89. Paramita of Meditative Concentration VI — Actual Practice of Meditative Concentration

Longchen Nyingtik Meditation 89

The Beginning

Assume the seven-point posture of Vairochana, take refuge, and arouse bodhicitta.

The Main Part

Your mind is free from concept and grasps onto nothing. Remain utterly undistracted in this state, calm, spacious, and at ease. While external phenomena manifest incessantly, in your being you give rise to meditative absorption devoid of reification or clinging.


Since time without beginning, our mind has been rambling with all kinds of thoughts without a moment’s break. At long last we are now managing to calm it down, which necessarily entails a rough start. However, by training in and going through five stages of meditation[1], slowly the mind can be tamed, becoming serene and peaceful.

When resting the mind, external phenomena still manifest in all their variety, yet you don’t grasp them whatsoever. This is called samadhi that abides in the inseparability of samatha and vipassana, a central practice exhorted highly in many meditation manuals. Even in the mundane world, the practice of sitting meditation affords modern people a respite to recover from pressure and tension-filled daily lives.

Many eminent Buddhist masters today shoulder heavy responsibilities; their endless daily tasks wear them out and exhaust them to no end.

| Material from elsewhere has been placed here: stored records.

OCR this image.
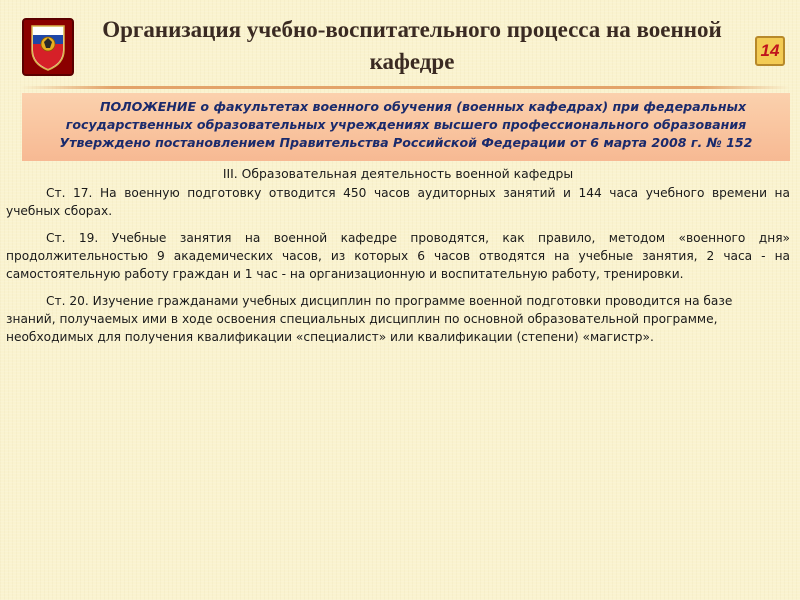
Организация учебно-воспитательного процесса на военной кафедре	14
ПОЛОЖЕНИЕ о факультетах военного обучения (военных кафедрах) при федеральных
государственных образовательных учреждениях высшего профессионального образования
Утверждено постановлением Правительства Российской Федерации от 6 марта 2008 г. № 152

III. Образовательная деятельность военной кафедры

Ст. 17. На военную подготовку отводится 450 часов аудиторных занятий и 144 часа учебного времени на учебных сборах.

Ст. 19. Учебные занятия на военной кафедре проводятся, как правило, методом «военного дня» продолжительностью 9 академических часов, из которых 6 часов отводятся на учебные занятия, 2 часа - на самостоятельную работу граждан и 1 час - на организационную и воспитательную работу, тренировки.

Ст. 20. Изучение гражданами учебных дисциплин по программе военной подготовки проводится на базе знаний, получаемых ими в ходе освоения специальных дисциплин по основной образовательной программе, необходимых для получения квалификации «специалист» или квалификации (степени) «магистр».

Nonetheless, these masters are good at reinvigorating themselves by sparing some time to do meditation in the morning and evening, from which they recharge their tired, agitated minds and bodies.

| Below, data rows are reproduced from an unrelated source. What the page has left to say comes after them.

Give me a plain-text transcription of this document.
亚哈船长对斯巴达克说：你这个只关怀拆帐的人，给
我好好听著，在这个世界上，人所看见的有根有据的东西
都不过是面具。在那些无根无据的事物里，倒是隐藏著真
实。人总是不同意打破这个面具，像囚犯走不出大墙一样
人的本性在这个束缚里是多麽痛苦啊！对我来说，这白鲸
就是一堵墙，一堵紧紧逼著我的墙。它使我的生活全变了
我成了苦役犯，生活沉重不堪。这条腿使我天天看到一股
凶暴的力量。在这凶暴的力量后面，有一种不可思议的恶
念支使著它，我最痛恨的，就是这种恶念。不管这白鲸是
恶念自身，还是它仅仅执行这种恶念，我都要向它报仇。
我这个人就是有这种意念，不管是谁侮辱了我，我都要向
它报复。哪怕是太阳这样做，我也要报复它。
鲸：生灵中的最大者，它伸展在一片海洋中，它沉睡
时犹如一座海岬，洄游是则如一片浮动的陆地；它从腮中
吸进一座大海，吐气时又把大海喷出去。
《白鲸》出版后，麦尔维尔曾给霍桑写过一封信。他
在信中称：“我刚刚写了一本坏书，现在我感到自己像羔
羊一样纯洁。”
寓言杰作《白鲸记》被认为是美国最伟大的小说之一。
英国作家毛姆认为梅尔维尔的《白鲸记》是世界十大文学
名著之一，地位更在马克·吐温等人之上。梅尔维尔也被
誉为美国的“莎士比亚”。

Here lies a critical message in regard to our mental health. A recent report warns about the rising statistics of sudden death in modern times, which in China alone claims 550,000 lives yearly, killing more than 1,000 people per day on average. What has caused this to happen? Tremendous fatigue and mounting pressure are to blame. Unable to cope, the victims simply snap unexpectedly.

In contrast, such a calamity has rarely happened to Buddhist masters and the monastic communities in general, even though they have to face many challenges as well. Contrary to popular belief, having hair shaved off does not mean being handed a license to loaf about. Actually, Mahayana Buddhists live a much more demanding life than most ordinary folks. You see, Mahayana doctrine calls for the deliverance of limitless sentient beings—humans, animals, and otherwise, which is a far cry from that of caring merely for one’s own family and job. That is, for devoted monastics, their pressure comes from having to care for countless sentient beings, rather than for just one or two individuals. Given this formidable job description, wouldn’t the monastics with a Mahayana aspiration overexert themselves and succumb to the sudden death syndrome? Not really. Instead, they live a much longer life, with some renowned masters going beyond 100 years. This feat attests precisely to the power of meditation.

The Ending

Dedicate the merit of your practice to all sentient beings.

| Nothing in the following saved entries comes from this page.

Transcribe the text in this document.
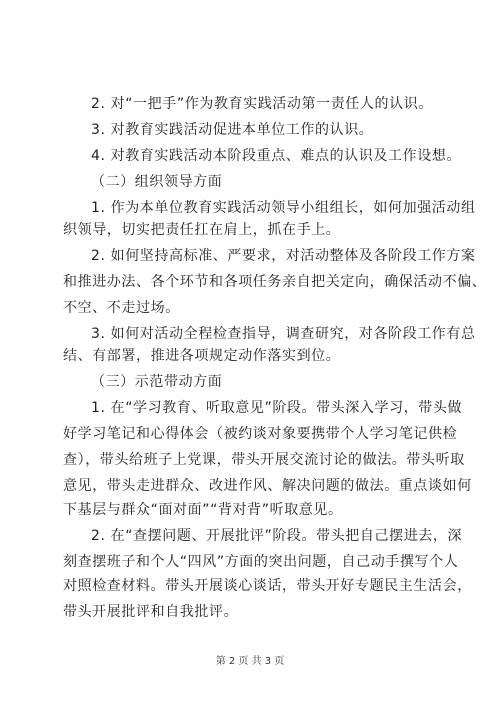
2. 对“一把手”作为教育实践活动第一责任人的认识。
3. 对教育实践活动促进本单位工作的认识。
4. 对教育实践活动本阶段重点、难点的认识及工作设想。
（二）组织领导方面
1. 作为本单位教育实践活动领导小组组长，如何加强活动组
织领导，切实把责任扛在肩上，抓在手上。
2. 如何坚持高标准、严要求，对活动整体及各阶段工作方案
和推进办法、各个环节和各项任务亲自把关定向，确保活动不偏、
不空、不走过场。
3. 如何对活动全程检查指导，调查研究，对各阶段工作有总
结、有部署，推进各项规定动作落实到位。
（三）示范带动方面
1. 在“学习教育、听取意见”阶段。带头深入学习，带头做
好学习笔记和心得体会（被约谈对象要携带个人学习笔记供检
查），带头给班子上党课，带头开展交流讨论的做法。带头听取
意见，带头走进群众、改进作风、解决问题的做法。重点谈如何
下基层与群众“面对面”“背对背”听取意见。
2. 在“查摆问题、开展批评”阶段。带头把自己摆进去，深
刻查摆班子和个人“四风”方面的突出问题，自己动手撰写个人
对照检查材料。带头开展谈心谈话，带头开好专题民主生活会，
带头开展批评和自我批评。
第 2 页 共 3 页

[1] Five stages of meditation: first stage of meditation is called the experience of ‘movement, like a waterfall’; second, experience of ‘attainment, like a river flowing through a narrow canyon’; third, the experience of ‘familiarization, like a gently flowing stream’; fourth, the experience of ‘stability, like an ocean free from waves’; fifth, experience of ‘perfection, like a mountain.’ See The Sage who Dispels Mind’s Anguish for further details.